We had three consultants from different style firms on the panel and they all agreed that institutional investors have been reaching out to them more during the crisis than ever. The need is largely down to the operational and governance challenges resulting from COVID-19 rather than the traditional business of manager selection.


The panel was clear that remote working makes it easier to ‘meet’ with distant people. Multi-office firms had already been operating virtually, so the lockdown made little difference in terms of internal processes. Regulators had indeed expected a response to COVID-19 in areas such as Business Continuity but any firm with good risk management should already have had that substantially in place. There was a view that the virtual world made it easier and even quicker to make decisions.


There was some divergence whether the new virtual world led to a more or less level playing field in manager selection. Overseas and smaller managers can now compete on the same terms as larger and better resourced ones. On the other hand institutional investors in particular are choosing to stay with their existing managers, using the impossibility of on-site due diligence as a reason. One panellist described this as ‘anti-progress’.


There was agreement more generally that virtual meetings conferred some advantages, but the lack of less formal interactions over a coffee or a beer was seen as a major drawback. In particular, on-line conferences tend to be too staged.


We also looked at innovations in fees. Here the holy grail remains alignment of manager and investor interests but the panellists thought that was unachievable because the time frame of pension funds is so much longer than that of the individuals running managers. A strong point was made that while the fee level matters, the length of relationship matters as much for both sides. There is a trend towards performance fees and we discussed the Texas Teachers ‘1% or 30%’ model. Some thought that over-complexity was as much a problem as under-alignment.


We discussed co-investments as a growing trend. Some said it was a way of obtaining access to the ‘best’ investments at a low or zero fee; others that investors inevitably skewed their portfolio when they bought co-investments and that the difficulty of doing their own due diligence meant that, while it might reduce fees, they tended to end with the ‘worst’.


We then turned to staff retention and recruitment.
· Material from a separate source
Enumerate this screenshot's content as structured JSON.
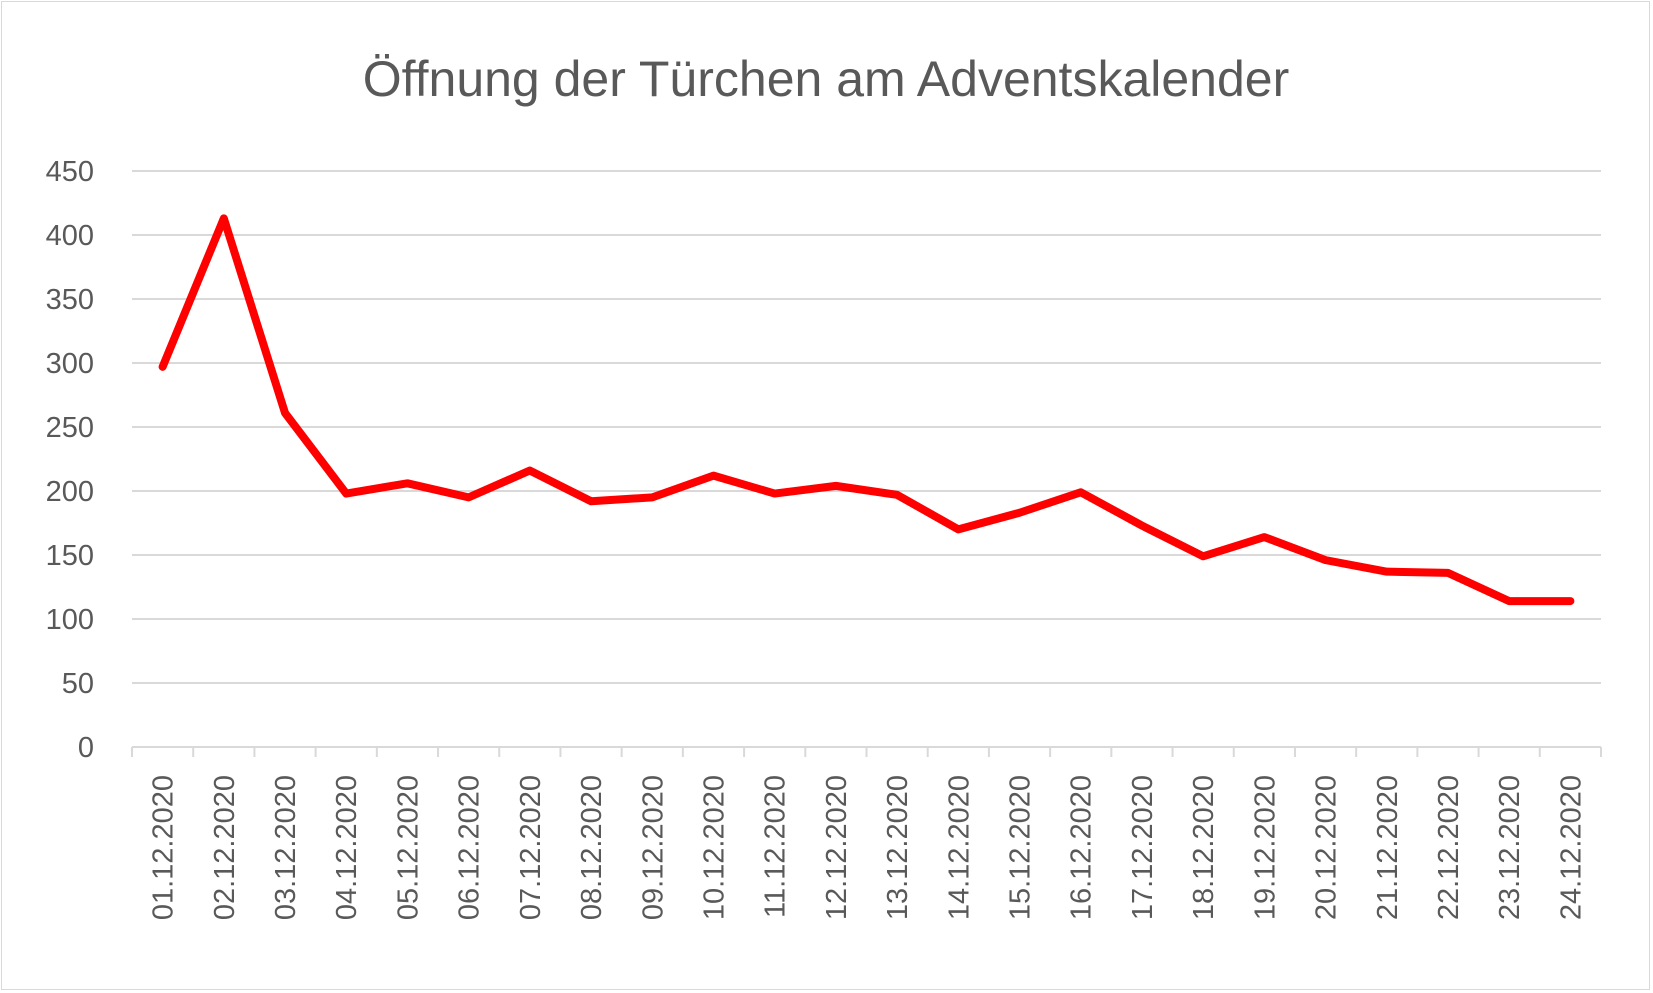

Here is an area where panellists thought substantial innovation is needed. In a remote world where socialising is difficult, mental health becomes a major priority and one participant pointed out that 20% of women have dropped out of work in the last six months because of the challenges of working from home and running a family. Leaders need to be team coaches and focus on engagement with their staff as much as financial rewards. Most felt that the virtual world made recruitment quicker and bosses should not be complacent about retaining staff.


The final comment at the webinar was the need for ‘serendipity’ moments over a coffee or a beer, which simply cannot happen virtually. It is ironic that in a webinar focusing on innovation, we concluded that the spark which so often precedes a new idea is what we are really lacking today.